History, though, teaches that affections change with absence. Out of sight, out of mind.
Within the 3 seasons of Fabregas’ absence, we had suffered greatly to find a replacement, slumping to different moments of mediocrity and lack of creativity. Van Persie’s move to United only 12 months after taking the armband did not make matters any easier. Cesc had left us to pursue a dream and we were languishing in a nightmare. Wilshere, the figure of the future, was still struggling to come of age while Ramsey was virtually on death row in the lists and minds of many fans. But in Wenger’s usual way, he was not depleted. The search for his protégé’s replacement took him from nearby Goodison for Arteta, to far-away Malaga for Santi Cazorla and finally, to Madrid for Ozil. We survived all those years, not winning all Fabregas won at Barcelona, but still retained our status as an elite club in Europe.
In fact, the Arsenal Fabregas desired to rejoin was better – way better – than the Chamakh-Djourou-Bendtner he had abandoned. Under his control, we had not managed to win a trophy, within 12 months of Ozil’s, we had two.

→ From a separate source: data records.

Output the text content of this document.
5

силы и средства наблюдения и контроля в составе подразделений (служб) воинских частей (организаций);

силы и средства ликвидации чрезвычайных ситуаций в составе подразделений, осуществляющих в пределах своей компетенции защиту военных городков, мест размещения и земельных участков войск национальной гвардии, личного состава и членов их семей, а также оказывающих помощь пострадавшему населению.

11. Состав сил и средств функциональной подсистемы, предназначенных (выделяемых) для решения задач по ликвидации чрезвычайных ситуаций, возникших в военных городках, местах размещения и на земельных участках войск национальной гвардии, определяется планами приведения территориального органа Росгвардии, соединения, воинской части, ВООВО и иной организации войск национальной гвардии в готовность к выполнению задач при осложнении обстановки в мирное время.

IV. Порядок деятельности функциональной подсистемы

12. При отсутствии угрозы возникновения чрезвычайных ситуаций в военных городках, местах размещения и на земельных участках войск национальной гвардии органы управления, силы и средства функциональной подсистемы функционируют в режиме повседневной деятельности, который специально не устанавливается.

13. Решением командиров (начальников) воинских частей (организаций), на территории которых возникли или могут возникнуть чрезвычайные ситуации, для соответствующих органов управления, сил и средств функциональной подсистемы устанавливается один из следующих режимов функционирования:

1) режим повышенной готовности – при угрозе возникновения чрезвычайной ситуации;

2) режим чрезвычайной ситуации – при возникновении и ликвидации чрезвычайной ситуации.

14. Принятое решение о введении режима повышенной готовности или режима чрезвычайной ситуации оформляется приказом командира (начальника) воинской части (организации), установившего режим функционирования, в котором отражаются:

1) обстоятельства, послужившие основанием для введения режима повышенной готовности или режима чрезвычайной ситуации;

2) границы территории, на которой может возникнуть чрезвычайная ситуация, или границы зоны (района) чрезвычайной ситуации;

Was it, therefore, stupid of Wenger to reject the offer to cuddle him up in his arms after all these years? Would it have been right to bring him in to “pair up with Ozil” while Ramsey and Wilshere languish on the bench despite having shown tremendous improvement over the years? Or would he have been brought in to sit on the bench? To all above, certainly not. It was a case of head or heart, and as in all everyday endeavours of life, the ability to choose the first over the latter has been the difference between standing alone in dignity and joining the band-wagon.
He may be doing all the wonderful stuff at Chelsea at the moment but we are not so far away from them, neither are our players incapable of doing the same. Fabregas is 27, Ozil 25, Ramsey 23, Wilshere 22, Chamberlain 21, Zelalem 18. It is not so hard to see where the future lies.
His friendship with Wenger should continue when everything cools down, as he gratefully acknowledges the indelible mark the Frenchman made on his career. But for now, he must content himself with the pain of Wenger’s current indifference towards him. We definitely did not expect him to retire because we couldn’t sign him and though we do not exactly wish him well against us, the good memories will remain in our hearts.
Wenger’s snub shows, as in the past, we’ve moved on; so must he.